When Alex Soria died in front of a train in St-Henri, December 13, Montreal lost one of its greatest songwriters. But Carlos Soria lost his brother. Still, despite the enormity of this family tragedy, older brother Carlos says the torrent of accolades flooding in from Montreal’s artistic community and abroad has lightened the load in the wake of Alex’s death.
"I’ve got my moments, some good, some bad," says Carlos, "but [the tribute gathering at Green Room] last Sunday was great. I think Alex would’ve said that he liked it, even though he didn’t say much – it took a week to get one sentence out of the guy. He would’ve been floored by the level of support."
Alex Soria, who was a very youthful 39, will be remembered and celebrated for many outstanding musical contributions over the years – Chino, Los Pados and Black Sox among them – but it was his first band, The Nils, which he started at the age of 12, that he will be remembered for most.
The Nils were at the forefront of a revolution in pop-punk that included contemporaries like The Replacements and Hüsker Dü. Deceptively simple songs that belied a greater, humble complexity – like the signature Scratches and Needles and Call of the Wild – were The Nils’ calling card, which earned them fans right across the continent. Having a great name probably didn’t hurt either. Nils shows, often a study in contrasting power and subtlety, amply demonstrated Alex’s love of songwriting.

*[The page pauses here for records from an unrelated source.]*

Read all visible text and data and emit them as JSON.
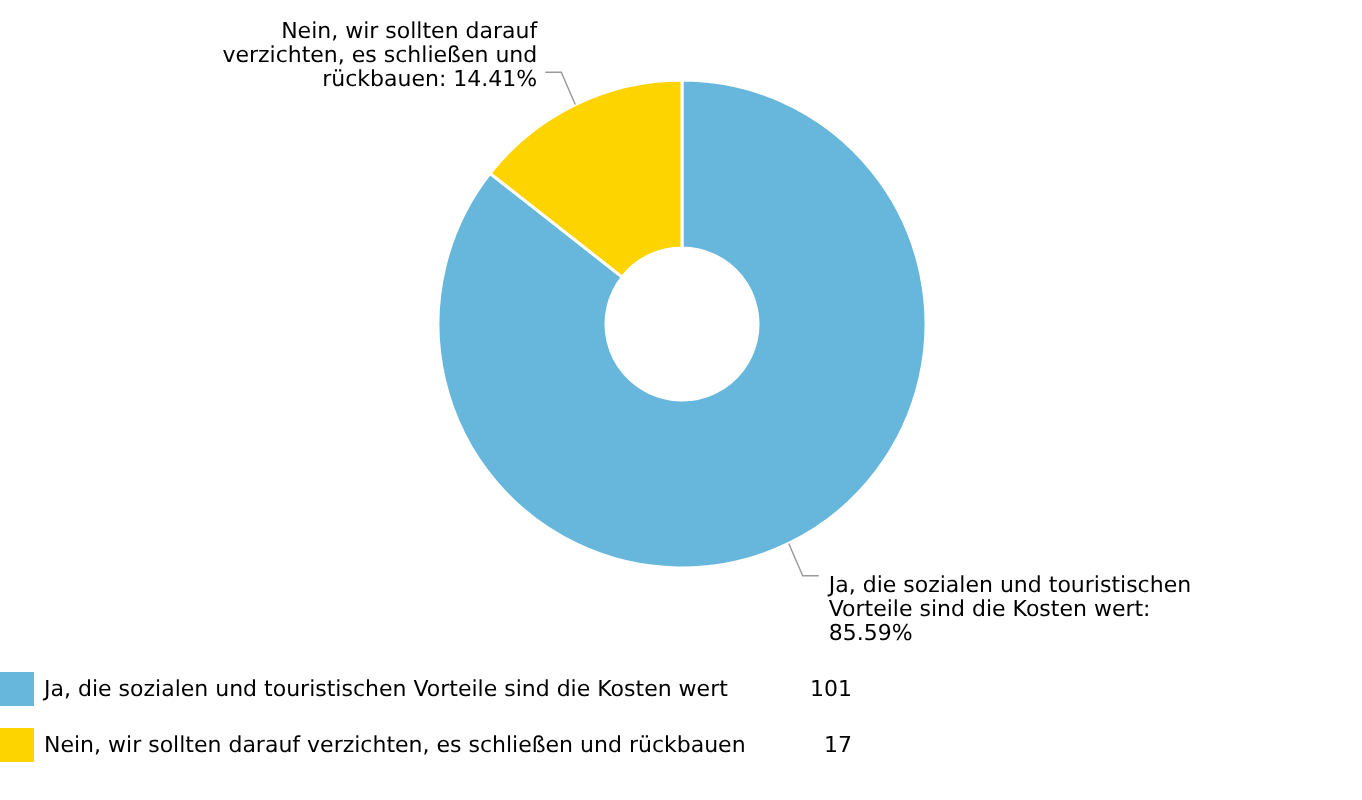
{
  "chart_data": {
    "type": "donut",
    "categories": [
      "Ja, die sozialen und touristischen Vorteile sind die Kosten wert",
      "Nein, wir sollten darauf verzichten, es schließen und rückbauen"
    ],
    "values": [
      85.59,
      14.41
    ],
    "colors": [
      "#67b7dc",
      "#fdd400"
    ],
    "value_labels": [
      "Ja, die sozialen und touristischen Vorteile sind die Kosten wert: 85.59%",
      "Nein, wir sollten darauf verzichten, es schließen und rückbauen: 14.41%"
    ],
    "annotations": [
      "101",
      "17"
    ],
    "legend": "bottom left"
  }
}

"He did it for love, he didn’t do it for money or anything," says the bass-playing Carlos, who with brother Alex formed the backbone of the The Nils’ during their nearly 16-year existence. "He strived for perfection. Alex had a God-given talent, while I used to struggle to play bass."
In those days the brothers also had another thing in common, a struggle with heroin addiction, which sadly has become a component part of The Nils’ history.
"You know what people always say about the ‘H’ word, and the drugs," says Carlos evenly, "but The Nils were never into that until our dreams were taken away, and I wish people would be a little more fair. Alex wouldn’t want us to be bitter or pass blame, he would just want to remember the good things."
The elder Soria is hoping to shift his focus to a memorial concert for his brother in the new year. "There’ve been some good people offering to help out," says Carlos, noting that support for the endeavour has been heartening. "Alex would have wanted it to have a bit of class, so it has to be done right, so it probably won’t be before the end of January."
The concert will provide a small bit of solace, a show of love that Carlos hopes will ease a bit of the pain.
"Alex thought that nobody loved him, it was an act of desperation," he says quietly. "I just want to hang out with my brother and I know I’m never going to be able to do that again."